- Film poster
- Directed by: Junya Sakino
- Written by: Jeff Mizushima
- Produced by: Junya Sakino; Hiromitsu Senoo;
- Starring: Gaku Hamada; Eugene Kim; Marlane Barnes; Josh Brodis; Samantha Quan; Hiroyuki Watanabe; Dat Phan; Mary Carey; Denden;
- Cinematography: Sam Yano
- Edited by: Jeff Mizushima
- Music by: Daichi Yoshida
- Production companies: Pictures Dept.; Buffalo 8 Productions; DiVerse Pictures;
- Release date: March 8, 2013 (SXSW);
- Running time: 82 minutes
- Countries: United States; Japan;
- Language: English

= Sake-Bomb =

2013 Japanese-American film

Sake-Bomb is a 2013 film directed by Junya Sakino, written by Jeff Mizushima, and starring Gaku Hamada and Eugene Kim as cousins who embark on a road trip in California. It is a shared Japanese and American production. It premiered at the 2013 SXSW film festival.

== Plot ==
After his girlfriend dumps him, Sebastian, a cynical and bitter Asian-American vlogger, meets his cousin Naoto, a Japanese tourist. Naoto has come to America to follow his ex-girlfriend, who left him without any explanation. Seeking answers for their respective relationship issues, the two embark on a road trip that results in culture clash between the two cousins and wider American culture.

== Cast ==
- Gaku Hamada as Naota
- Eugene Kim as Sebastian
- Marlane Barnes as Joslyn
- Josh Brodis as Michael
- Denden as Masa
- Chrissie Fit as Edie
- Samantha Quan as Tamiko
- Hiroyuki Watanabe as Takanori
- Jessika Van as Annie
- Jenn Liu as Olivia
- Dat Phan as Long Wang
- Mary Carey as Ms. Robinson

== Production ==
Besides a comedy enjoyable without thinking about heavy themes, director Sakino wanted to offer audiences subject matter with which broad audiences could identify if they looked closer. Aspects of the film were based on real experiences that Sakino and writer Mizushima faced as Asians in America. The crew was multicultural, and this caused real-life culture clashes.

== Release ==
Sake-Bomb premiered at the 2013 South by Southwest film festival. It was distributed in the UK by Third Window Films and in the US by First Pond.

== Reception ==
Kaori Shoji of The Japan Times rated it 3.5/5 stars and wrote, "It has its good points, but on the other hand, Sake Bomb seems to pander a bit much to the insecurities and sense of inadequacy that are a big part of life for Japanese living in America." Inkoo Kang of the Los Angeles Times called it "a thoughtful and moving road-trip dramedy" that is hurt by Mizushima's editing.
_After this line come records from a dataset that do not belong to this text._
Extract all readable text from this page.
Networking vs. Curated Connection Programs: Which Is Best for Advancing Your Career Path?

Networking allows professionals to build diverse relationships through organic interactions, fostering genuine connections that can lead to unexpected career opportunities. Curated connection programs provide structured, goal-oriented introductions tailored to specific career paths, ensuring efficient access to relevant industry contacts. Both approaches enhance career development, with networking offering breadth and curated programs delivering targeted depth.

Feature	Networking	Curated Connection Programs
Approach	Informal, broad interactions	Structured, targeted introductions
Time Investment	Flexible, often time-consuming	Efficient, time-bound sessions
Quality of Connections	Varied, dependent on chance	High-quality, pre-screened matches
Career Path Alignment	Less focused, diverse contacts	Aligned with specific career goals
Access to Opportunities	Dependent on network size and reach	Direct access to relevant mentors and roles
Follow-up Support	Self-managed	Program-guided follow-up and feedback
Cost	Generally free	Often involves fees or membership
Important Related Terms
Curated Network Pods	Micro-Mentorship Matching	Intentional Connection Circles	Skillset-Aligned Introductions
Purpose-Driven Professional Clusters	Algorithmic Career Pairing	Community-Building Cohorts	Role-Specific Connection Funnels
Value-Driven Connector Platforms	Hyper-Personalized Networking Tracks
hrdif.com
Jamie S. Rich of The Oregonian wrote, "Sake-Bomb is a road-tripping culture-clash comedy with something to say, even though it's not always good at saying it." James Mudge of Beyond Hollywood described it as "a very enjoyable mix of serious and intriguing themes with a commercially friendly road-buddy comedy in the traditional Hollywood style."

The film won Best Narrative Feature at the 2013 San Diego Asian Film Festival. Mizushima won Outstanding Screenplay at the Los Angeles Asian Pacific Film Festival.